Phytohormonology Department, M.G. Kholodny Institute of Botany National Academy of Sciences of Ukraine, Kyiv, Ukraine.
Cell Biol Int. 2022 Apr;46(4):523-534. doi: 10.1002/cbin.11749. Epub 2021 Dec 30.
N-acyl homoserine lactones (AHLs) belong to the class of bacterial quorum sensing signal molecules involved in distance signal transduction between Gram-negative bacteria colonizers of the rhizosphere, as well as bacteria and plants. AHLs synchronize the activity of genes from individual cells, allowing the bacterial population to act as a multicellular organism, and establish a symbiotic or antagonistic relationship with the host plant. Although the effect of AHLs on plants has been studied for more than ten years, the mechanisms of plant perception of AHL signals are not fully understood. The specificity of the reactions caused by AHL indicates the existence of appropriate mechanisms for their perception by plants. In the current review, we summarize available data on the molecular mechanisms of AHL-signal perception in plants, its effect on plant growth, development, and stress resistance. We describe the latest research demonstrating direct (on plants) and indirect (on rhizosphere microflora) effects of AHLs, as well as the prospects of using these compounds in biotechnology to increase plant resistance to biotic and abiotic stresses.

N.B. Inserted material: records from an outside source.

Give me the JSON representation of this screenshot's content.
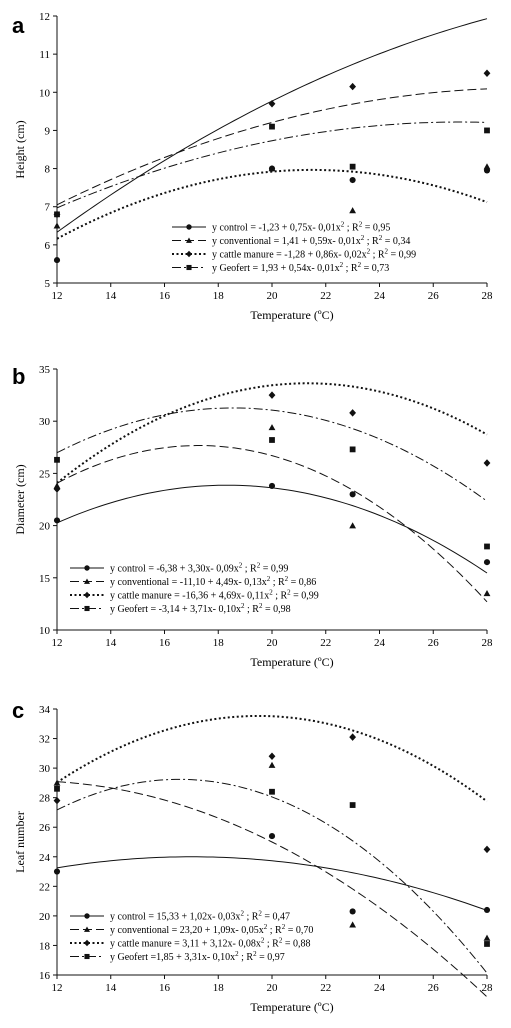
{
  "chart_data": [
    {
      "type": "scatter",
      "panel": "a",
      "xlabel": "Temperature (ºC)",
      "ylabel": "Height (cm)",
      "xlim": [
        12,
        28
      ],
      "ylim": [
        5,
        12
      ],
      "xticks": [
        12,
        14,
        16,
        18,
        20,
        22,
        24,
        26,
        28
      ],
      "yticks": [
        5,
        6,
        7,
        8,
        9,
        10,
        11,
        12
      ],
      "grid": false,
      "legend_position": "bottom-right",
      "series": [
        {
          "key": "control",
          "legend_prefix": "y control",
          "equation": "= -1,23 + 0,75x- 0,01x",
          "r2": "; R",
          "r2_value": "= 0,95",
          "line_style": "solid",
          "marker": "circle",
          "curve": [
            -1.23,
            0.75,
            -0.01
          ],
          "points": [
            {
              "x": 12,
              "y": 5.6
            },
            {
              "x": 20,
              "y": 8.0
            },
            {
              "x": 23,
              "y": 7.7
            },
            {
              "x": 28,
              "y": 7.95
            }
          ]
        },
        {
          "key": "conventional",
          "legend_prefix": "y conventional",
          "equation": "= 1,41 + 0,59x- 0,01x",
          "r2": "; R",
          "r2_value": "= 0,34",
          "line_style": "dashed",
          "marker": "triangle",
          "curve": [
            1.41,
            0.59,
            -0.01
          ],
          "points": [
            {
              "x": 12,
              "y": 6.5
            },
            {
              "x": 20,
              "y": 8.0
            },
            {
              "x": 23,
              "y": 6.9
            },
            {
              "x": 28,
              "y": 8.05
            }
          ]
        },
        {
          "key": "cattle",
          "legend_prefix": "y cattle manure",
          "equation": "= -1,28 + 0,86x- 0,02x",
          "r2": "; R",
          "r2_value": "= 0,99",
          "line_style": "dotted",
          "marker": "diamond",
          "curve": [
            -1.28,
            0.86,
            -0.02
          ],
          "points": [
            {
              "x": 12,
              "y": 6.8
            },
            {
              "x": 20,
              "y": 9.7
            },
            {
              "x": 23,
              "y": 10.15
            },
            {
              "x": 28,
              "y": 10.5
            }
          ]
        },
        {
          "key": "geofert",
          "legend_prefix": "y Geofert",
          "equation": "= 1,93 + 0,54x- 0,01x",
          "r2": "; R",
          "r2_value": "= 0,73",
          "line_style": "dashdot",
          "marker": "square",
          "curve": [
            1.93,
            0.54,
            -0.01
          ],
          "points": [
            {
              "x": 12,
              "y": 6.8
            },
            {
              "x": 20,
              "y": 9.1
            },
            {
              "x": 23,
              "y": 8.05
            },
            {
              "x": 28,
              "y": 9.0
            }
          ]
        }
      ]
    },
    {
      "type": "scatter",
      "panel": "b",
      "xlabel": "Temperature (ºC)",
      "ylabel": "Diameter (cm)",
      "xlim": [
        12,
        28
      ],
      "ylim": [
        10,
        35
      ],
      "xticks": [
        12,
        14,
        16,
        18,
        20,
        22,
        24,
        26,
        28
      ],
      "yticks": [
        10,
        15,
        20,
        25,
        30,
        35
      ],
      "grid": false,
      "legend_position": "bottom-left",
      "series": [
        {
          "key": "control",
          "legend_prefix": "y control",
          "equation": "= -6,38 + 3,30x- 0,09x",
          "r2": "; R",
          "r2_value": "= 0,99",
          "line_style": "solid",
          "marker": "circle",
          "curve": [
            -6.38,
            3.3,
            -0.09
          ],
          "points": [
            {
              "x": 12,
              "y": 20.5
            },
            {
              "x": 20,
              "y": 23.8
            },
            {
              "x": 23,
              "y": 23.0
            },
            {
              "x": 28,
              "y": 16.5
            }
          ]
        },
        {
          "key": "conventional",
          "legend_prefix": "y conventional",
          "equation": "= -11,10 + 4,49x- 0,13x",
          "r2": "; R",
          "r2_value": "= 0,86",
          "line_style": "dashed",
          "marker": "triangle",
          "curve": [
            -11.1,
            4.49,
            -0.13
          ],
          "points": [
            {
              "x": 12,
              "y": 23.8
            },
            {
              "x": 20,
              "y": 29.4
            },
            {
              "x": 23,
              "y": 20.0
            },
            {
              "x": 28,
              "y": 13.5
            }
          ]
        },
        {
          "key": "cattle",
          "legend_prefix": "y cattle manure",
          "equation": "= -16,36 + 4,69x- 0,11x",
          "r2": "; R",
          "r2_value": "= 0,99",
          "line_style": "dotted",
          "marker": "diamond",
          "curve": [
            -16.36,
            4.69,
            -0.11
          ],
          "points": [
            {
              "x": 12,
              "y": 23.5
            },
            {
              "x": 20,
              "y": 32.5
            },
            {
              "x": 23,
              "y": 30.8
            },
            {
              "x": 28,
              "y": 26.0
            }
          ]
        },
        {
          "key": "geofert",
          "legend_prefix": "y Geofert",
          "equation": "= -3,14 + 3,71x- 0,10x",
          "r2": "; R",
          "r2_value": "= 0,98",
          "line_style": "dashdot",
          "marker": "square",
          "curve": [
            -3.14,
            3.71,
            -0.1
          ],
          "points": [
            {
              "x": 12,
              "y": 26.3
            },
            {
              "x": 20,
              "y": 28.2
            },
            {
              "x": 23,
              "y": 27.3
            },
            {
              "x": 28,
              "y": 18.0
            }
          ]
        }
      ]
    },
    {
      "type": "scatter",
      "panel": "c",
      "xlabel": "Temperature (ºC)",
      "ylabel": "Leaf number",
      "xlim": [
        12,
        28
      ],
      "ylim": [
        16,
        34
      ],
      "xticks": [
        12,
        14,
        16,
        18,
        20,
        22,
        24,
        26,
        28
      ],
      "yticks": [
        16,
        18,
        20,
        22,
        24,
        26,
        28,
        30,
        32,
        34
      ],
      "grid": false,
      "legend_position": "bottom-left",
      "series": [
        {
          "key": "control",
          "legend_prefix": "y control",
          "equation": "= 15,33 + 1,02x- 0,03x",
          "r2": "; R",
          "r2_value": "= 0,47",
          "line_style": "solid",
          "marker": "circle",
          "curve": [
            15.33,
            1.02,
            -0.03
          ],
          "points": [
            {
              "x": 12,
              "y": 23.0
            },
            {
              "x": 20,
              "y": 25.4
            },
            {
              "x": 23,
              "y": 20.3
            },
            {
              "x": 28,
              "y": 20.4
            }
          ]
        },
        {
          "key": "conventional",
          "legend_prefix": "y conventional",
          "equation": "= 23,20 + 1,09x- 0,05x",
          "r2": "; R",
          "r2_value": "= 0,70",
          "line_style": "dashed",
          "marker": "triangle",
          "curve": [
            23.2,
            1.09,
            -0.05
          ],
          "points": [
            {
              "x": 12,
              "y": 29.0
            },
            {
              "x": 20,
              "y": 30.2
            },
            {
              "x": 23,
              "y": 19.4
            },
            {
              "x": 28,
              "y": 18.5
            }
          ]
        },
        {
          "key": "cattle",
          "legend_prefix": "y cattle manure",
          "equation": "= 3,11 + 3,12x- 0,08x",
          "r2": "; R",
          "r2_value": "= 0,88",
          "line_style": "dotted",
          "marker": "diamond",
          "curve": [
            3.11,
            3.12,
            -0.08
          ],
          "points": [
            {
              "x": 12,
              "y": 27.8
            },
            {
              "x": 20,
              "y": 30.8
            },
            {
              "x": 23,
              "y": 32.1
            },
            {
              "x": 28,
              "y": 24.5
            }
          ]
        },
        {
          "key": "geofert",
          "legend_prefix": "y Geofert",
          "equation": "=1,85 + 3,31x- 0,10x",
          "r2": "; R",
          "r2_value": "= 0,97",
          "line_style": "dashdot",
          "marker": "square",
          "curve": [
            1.85,
            3.31,
            -0.1
          ],
          "points": [
            {
              "x": 12,
              "y": 28.6
            },
            {
              "x": 20,
              "y": 28.4
            },
            {
              "x": 23,
              "y": 27.5
            },
            {
              "x": 28,
              "y": 18.1
            }
          ]
        }
      ]
    }
  ]
}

N-酰基高丝氨酸内酯(AHLs)属于细菌群体感应信号分子的一类,参与根际革兰氏阴性细菌定殖者之间的远程信号转导,以及细菌和植物之间的信号转导。AHLs 使单个细胞的基因活动同步,使细菌群体能够像多细胞生物一样发挥作用,并与宿主植物建立共生或拮抗关系。尽管 AHLs 对植物的影响已经研究了十多年,但植物对 AHL 信号的感知机制仍不完全清楚。AHL 引起的反应的特异性表明存在适当的机制来感知它们。在当前的综述中,我们总结了关于植物中 AHL 信号感知的分子机制、它对植物生长、发育和抗逆性的影响的现有数据。我们描述了最新的研究,证明了 AHLs 的直接(对植物)和间接(对根际微生物区系)作用,以及利用这些化合物在生物技术中提高植物对生物和非生物胁迫的抗性的前景。